Книга: Embedded Linux development using Eclipse

7.2.1 Extensions and Extension Points

7.2.1 Extensions and Extension Points

Fundamentally, extensions and extension points are how plug-ins communicate with the Eclipse platform and with each other. Conceptually, you can think of an extension point as a socket and an extension as a plug that mates with the socket.

Extension points define places where the Eclipse platform can be extended by plugging in additional functionality in the form of extensions. The current Eclipse platform exposes around 200 extension points in the following categories:

• Platform Runtime: Controls the global behavior of Eclipse itself. If you wanted to write an application based on the Eclipse platform, this is the place to start.

• Workspace: Contains extension points for managing projects, such as resource builders (build tools), markers, project life-cycle behavior, and team behavior.

• Platform Text: Facilities for extending editors.

• Workbench: Manages the user interface. This is the largest class of extension points and includes things like support for new views and editors, key bindings, drag-and-drop operations, and additional panels in the Preferences dialog.

• Team: Extension points to manage sharing of project resources, such as folders and files, among team members.

• Debug: Controls application launching as well as debugging. Includes extension points for both behavior and user interface functionality.

• Console: A set of three extension points for managing console views.

• User Assistance (in other words, Help): Facilities to extend the Eclipse Help engine. You can add new HTML help pages and cheat sheets, extend the table of contents, and access the search engine.

• Language Toolkit: Extension points that support refactoring.

• Other: Provides access to the underlying Ant infrastructure.
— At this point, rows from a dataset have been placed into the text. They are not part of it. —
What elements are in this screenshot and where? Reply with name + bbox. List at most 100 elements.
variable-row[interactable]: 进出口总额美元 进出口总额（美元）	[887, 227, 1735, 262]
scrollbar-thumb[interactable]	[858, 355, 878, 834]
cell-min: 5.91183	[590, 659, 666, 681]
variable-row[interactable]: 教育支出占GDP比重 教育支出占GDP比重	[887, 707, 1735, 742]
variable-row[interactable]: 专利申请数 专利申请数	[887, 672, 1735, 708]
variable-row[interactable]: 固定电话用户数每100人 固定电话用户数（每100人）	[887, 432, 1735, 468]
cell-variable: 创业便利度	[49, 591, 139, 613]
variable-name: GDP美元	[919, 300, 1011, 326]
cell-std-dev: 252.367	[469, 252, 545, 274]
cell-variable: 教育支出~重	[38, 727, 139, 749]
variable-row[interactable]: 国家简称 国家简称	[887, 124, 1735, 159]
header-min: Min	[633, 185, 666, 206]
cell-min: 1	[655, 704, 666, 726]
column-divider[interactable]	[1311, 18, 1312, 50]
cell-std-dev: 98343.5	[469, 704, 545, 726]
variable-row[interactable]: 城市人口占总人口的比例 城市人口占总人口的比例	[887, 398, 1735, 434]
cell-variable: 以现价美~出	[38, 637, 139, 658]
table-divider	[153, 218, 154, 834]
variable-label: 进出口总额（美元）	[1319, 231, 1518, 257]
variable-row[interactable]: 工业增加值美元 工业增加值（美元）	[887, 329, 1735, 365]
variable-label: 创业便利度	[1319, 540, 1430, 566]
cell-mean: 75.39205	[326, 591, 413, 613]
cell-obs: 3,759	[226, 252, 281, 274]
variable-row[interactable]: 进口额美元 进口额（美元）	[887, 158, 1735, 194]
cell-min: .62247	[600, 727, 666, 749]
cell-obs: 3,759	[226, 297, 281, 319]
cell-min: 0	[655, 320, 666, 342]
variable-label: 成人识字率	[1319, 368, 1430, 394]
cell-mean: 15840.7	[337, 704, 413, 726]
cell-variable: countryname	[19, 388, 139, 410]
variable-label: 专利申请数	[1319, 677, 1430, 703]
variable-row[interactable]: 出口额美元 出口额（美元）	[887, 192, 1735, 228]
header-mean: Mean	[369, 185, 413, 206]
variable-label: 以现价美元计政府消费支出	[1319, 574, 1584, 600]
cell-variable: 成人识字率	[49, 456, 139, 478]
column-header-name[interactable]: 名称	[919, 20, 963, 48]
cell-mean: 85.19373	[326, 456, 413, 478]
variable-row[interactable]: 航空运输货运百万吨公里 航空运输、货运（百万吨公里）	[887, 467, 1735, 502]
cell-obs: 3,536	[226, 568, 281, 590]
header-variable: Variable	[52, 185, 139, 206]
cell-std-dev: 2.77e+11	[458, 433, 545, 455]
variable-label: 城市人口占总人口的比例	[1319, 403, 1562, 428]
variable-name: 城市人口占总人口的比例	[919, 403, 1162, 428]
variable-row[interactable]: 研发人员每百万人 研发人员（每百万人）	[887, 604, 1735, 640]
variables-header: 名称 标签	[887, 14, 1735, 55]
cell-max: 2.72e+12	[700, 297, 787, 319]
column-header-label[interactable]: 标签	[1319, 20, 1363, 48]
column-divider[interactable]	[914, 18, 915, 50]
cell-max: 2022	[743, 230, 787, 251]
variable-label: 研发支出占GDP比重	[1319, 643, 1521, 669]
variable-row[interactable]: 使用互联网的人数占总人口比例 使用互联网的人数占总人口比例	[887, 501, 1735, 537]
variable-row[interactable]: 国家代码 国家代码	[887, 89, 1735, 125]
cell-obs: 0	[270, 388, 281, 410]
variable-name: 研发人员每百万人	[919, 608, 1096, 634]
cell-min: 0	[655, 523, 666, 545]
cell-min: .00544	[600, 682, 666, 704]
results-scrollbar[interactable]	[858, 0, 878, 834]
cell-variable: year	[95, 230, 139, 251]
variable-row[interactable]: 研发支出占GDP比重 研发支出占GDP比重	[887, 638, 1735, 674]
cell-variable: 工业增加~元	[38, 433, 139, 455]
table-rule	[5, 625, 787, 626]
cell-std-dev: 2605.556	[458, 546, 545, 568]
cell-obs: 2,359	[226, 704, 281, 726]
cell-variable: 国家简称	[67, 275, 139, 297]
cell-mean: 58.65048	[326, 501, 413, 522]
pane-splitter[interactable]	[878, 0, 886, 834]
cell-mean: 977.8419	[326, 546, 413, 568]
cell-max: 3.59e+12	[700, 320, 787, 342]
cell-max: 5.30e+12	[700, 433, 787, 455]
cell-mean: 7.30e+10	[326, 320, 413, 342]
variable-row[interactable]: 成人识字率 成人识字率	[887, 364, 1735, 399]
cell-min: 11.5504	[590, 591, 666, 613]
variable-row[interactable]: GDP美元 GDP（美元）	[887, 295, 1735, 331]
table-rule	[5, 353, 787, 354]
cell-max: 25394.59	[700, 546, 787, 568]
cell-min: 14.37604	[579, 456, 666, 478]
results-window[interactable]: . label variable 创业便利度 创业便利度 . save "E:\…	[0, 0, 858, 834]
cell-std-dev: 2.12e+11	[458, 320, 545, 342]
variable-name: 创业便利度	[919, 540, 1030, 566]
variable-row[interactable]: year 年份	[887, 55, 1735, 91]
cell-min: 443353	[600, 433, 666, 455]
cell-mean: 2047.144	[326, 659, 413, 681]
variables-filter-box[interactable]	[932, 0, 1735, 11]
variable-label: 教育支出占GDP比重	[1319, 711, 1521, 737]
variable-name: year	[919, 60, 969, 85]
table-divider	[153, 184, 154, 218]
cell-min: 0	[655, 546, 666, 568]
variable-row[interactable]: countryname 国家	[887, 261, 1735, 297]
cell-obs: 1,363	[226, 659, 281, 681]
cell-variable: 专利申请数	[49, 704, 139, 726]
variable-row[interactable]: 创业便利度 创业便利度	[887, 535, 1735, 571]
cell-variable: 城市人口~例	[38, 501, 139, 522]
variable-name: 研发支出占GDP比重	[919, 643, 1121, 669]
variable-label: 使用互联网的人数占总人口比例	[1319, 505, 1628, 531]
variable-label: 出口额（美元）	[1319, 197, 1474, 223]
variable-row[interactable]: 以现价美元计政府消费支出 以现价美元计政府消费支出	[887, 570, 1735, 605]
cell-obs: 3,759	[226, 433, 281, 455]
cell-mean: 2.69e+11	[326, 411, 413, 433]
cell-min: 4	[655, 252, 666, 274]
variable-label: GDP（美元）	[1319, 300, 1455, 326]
Facilities include read-only content viewers and specialized search pages.

The Platform Plug-in Developer Guide in the Eclipse online documentation provides a thorough description of all the extension points and this is, in fact, the best place to get familiar with what the various extension points represent.

Extensions in turn provide the additional functionality that plugs into the extension points. This is what plug-ins generally do. They extend Eclipse functionality by “plugging in” to extension points.